Proton is launching encrypted documents to compete with Google Docs
Yen said Proton has been using the system internally for the past month and is now ready to roll it out to consumers. “I feel like it’s pretty complete,” Yen said. To compete with other online document editors, he said, the team also built in collaboration functionality from the start. This includes real-time editing by multiple people, commenting, and showing when others are viewing the document.
In April, Proton buy The encrypted note-taking app Standard Notes is a separate product from Docs. “It’s not really ‘take Standard Notes and paste it into Proton,’” Yen said, adding that the two apps’ coding architectures are different and that Proton Docs is “more or less a clean, from-scratch build of Proton’s ecosystem on our software stack.” (WIRED was unable to test Docs before launch.)

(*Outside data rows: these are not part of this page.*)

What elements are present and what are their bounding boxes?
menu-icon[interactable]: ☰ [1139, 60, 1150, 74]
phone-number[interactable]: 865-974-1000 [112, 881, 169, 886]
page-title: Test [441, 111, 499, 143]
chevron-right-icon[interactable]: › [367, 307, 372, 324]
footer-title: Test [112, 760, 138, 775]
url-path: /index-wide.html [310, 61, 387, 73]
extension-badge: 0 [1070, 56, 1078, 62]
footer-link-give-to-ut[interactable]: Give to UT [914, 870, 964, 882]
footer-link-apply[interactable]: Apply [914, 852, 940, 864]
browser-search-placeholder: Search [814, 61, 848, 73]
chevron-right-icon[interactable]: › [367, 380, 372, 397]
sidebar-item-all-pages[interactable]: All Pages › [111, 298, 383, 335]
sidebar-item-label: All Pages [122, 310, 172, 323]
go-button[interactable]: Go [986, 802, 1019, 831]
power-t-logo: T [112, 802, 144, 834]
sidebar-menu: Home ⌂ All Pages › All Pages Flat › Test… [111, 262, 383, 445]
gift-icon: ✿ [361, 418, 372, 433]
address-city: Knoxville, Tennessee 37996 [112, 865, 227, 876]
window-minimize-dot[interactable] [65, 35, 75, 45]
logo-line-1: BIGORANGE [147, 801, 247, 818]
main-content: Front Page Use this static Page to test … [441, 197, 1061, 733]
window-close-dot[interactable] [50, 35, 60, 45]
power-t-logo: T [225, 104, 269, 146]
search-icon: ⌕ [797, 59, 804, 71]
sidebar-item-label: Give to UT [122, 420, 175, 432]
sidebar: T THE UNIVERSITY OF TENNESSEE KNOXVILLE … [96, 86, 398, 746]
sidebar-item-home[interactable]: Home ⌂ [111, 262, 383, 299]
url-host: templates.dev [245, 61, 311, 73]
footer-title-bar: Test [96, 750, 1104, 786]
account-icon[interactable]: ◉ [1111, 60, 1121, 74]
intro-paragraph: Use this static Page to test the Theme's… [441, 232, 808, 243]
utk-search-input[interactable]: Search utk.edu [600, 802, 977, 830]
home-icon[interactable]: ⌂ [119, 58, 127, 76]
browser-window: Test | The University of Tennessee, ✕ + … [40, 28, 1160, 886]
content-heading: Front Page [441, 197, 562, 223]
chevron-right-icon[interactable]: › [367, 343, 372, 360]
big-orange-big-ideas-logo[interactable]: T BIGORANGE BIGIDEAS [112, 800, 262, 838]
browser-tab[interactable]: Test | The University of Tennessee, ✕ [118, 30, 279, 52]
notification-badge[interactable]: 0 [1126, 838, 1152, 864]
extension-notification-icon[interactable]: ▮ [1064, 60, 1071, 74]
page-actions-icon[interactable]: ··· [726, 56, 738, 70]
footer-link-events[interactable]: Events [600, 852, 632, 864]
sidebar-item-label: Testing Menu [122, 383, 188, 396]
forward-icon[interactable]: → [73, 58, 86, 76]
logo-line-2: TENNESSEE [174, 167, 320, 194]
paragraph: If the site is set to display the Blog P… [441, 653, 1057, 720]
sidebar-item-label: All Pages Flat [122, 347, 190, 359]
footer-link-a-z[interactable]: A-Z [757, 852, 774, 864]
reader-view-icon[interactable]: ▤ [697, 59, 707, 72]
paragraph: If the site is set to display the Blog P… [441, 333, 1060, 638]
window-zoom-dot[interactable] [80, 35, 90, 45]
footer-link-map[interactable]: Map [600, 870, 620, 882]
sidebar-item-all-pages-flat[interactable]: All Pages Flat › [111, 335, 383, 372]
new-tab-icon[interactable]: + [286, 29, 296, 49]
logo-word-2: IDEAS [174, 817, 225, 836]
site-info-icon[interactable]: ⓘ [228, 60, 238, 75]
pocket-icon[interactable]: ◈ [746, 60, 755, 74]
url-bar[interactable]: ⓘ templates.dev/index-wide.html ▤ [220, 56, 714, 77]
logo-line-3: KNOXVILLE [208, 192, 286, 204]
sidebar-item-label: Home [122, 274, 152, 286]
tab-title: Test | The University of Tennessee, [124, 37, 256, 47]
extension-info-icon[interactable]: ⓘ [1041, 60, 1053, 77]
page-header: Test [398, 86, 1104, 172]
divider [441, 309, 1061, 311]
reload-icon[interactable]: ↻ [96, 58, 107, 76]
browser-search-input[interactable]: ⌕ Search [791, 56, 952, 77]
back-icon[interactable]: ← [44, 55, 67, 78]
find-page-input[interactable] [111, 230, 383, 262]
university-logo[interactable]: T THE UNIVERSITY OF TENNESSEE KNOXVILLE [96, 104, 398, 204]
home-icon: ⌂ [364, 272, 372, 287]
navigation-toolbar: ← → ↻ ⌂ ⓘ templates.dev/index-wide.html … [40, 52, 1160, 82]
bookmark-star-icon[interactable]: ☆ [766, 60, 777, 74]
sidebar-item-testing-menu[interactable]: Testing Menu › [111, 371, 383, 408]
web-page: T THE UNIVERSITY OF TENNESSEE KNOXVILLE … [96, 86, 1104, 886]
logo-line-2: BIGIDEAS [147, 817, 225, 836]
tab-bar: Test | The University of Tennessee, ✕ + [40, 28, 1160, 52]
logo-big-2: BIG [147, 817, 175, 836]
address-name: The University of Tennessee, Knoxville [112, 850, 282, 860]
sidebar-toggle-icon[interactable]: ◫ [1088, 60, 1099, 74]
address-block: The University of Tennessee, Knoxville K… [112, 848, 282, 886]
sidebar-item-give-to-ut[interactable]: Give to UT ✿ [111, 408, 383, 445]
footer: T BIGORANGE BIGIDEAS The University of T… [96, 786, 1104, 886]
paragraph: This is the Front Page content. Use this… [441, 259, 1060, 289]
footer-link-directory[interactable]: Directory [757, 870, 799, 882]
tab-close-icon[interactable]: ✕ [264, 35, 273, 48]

The big difference Proton adds compared to Google Docs is encryption—something that’s hard to do at scale, and even harder when multiple people are editing a document at once. Yen says it’s not just the content of the document that’s encrypted, but also other elements like keyboard shortcuts, mouse movements, file names, and paths.
The company, which announced last month that it was moving toward nonprofit status, uses open source codingand Yen said building the Docs system required exchanging encryption keys and synchronizing between multiple users. Yen said part of this was possible because last year the company added Version history for documents stored in the Drive system, which Docs is built on.
There are relatively few—if any—end-to-end encrypted document editors online. Other existing services that WIRED hasn’t tried include CryptPad And multiple note taking or notebook style apps. There are also applications that encrypt local files on your machine, such as Anonymous And Any type.
Recently, Proton has been move quickly to launch new encrypted products—adding cloud storage, a VPN, a password manager, and a calendar alongside the original ProtonMail email service. The company has also faced check some information It provided law enforcement with, for example, recovery emails that had been added to accounts. It changed some of its policies in 2021 after ordered to collect some user metadata. Although the company is based outside the US and EU, it still responds Thousands of Swiss law enforcement requests.
Ultimately, Yen said, the company is trying to provide as many privacy-focused alternatives to Big Tech’s services, especially Google’s, as possible. “Everything Google has, we have to build. That’s the roadmap. But of course, the challenge is in the order in which you do it,” Yen said. “In a sense, bringing privacy to a more mainstream audience also requires going further, trying different things, and being a little more adventurous in what we build and what we launch.”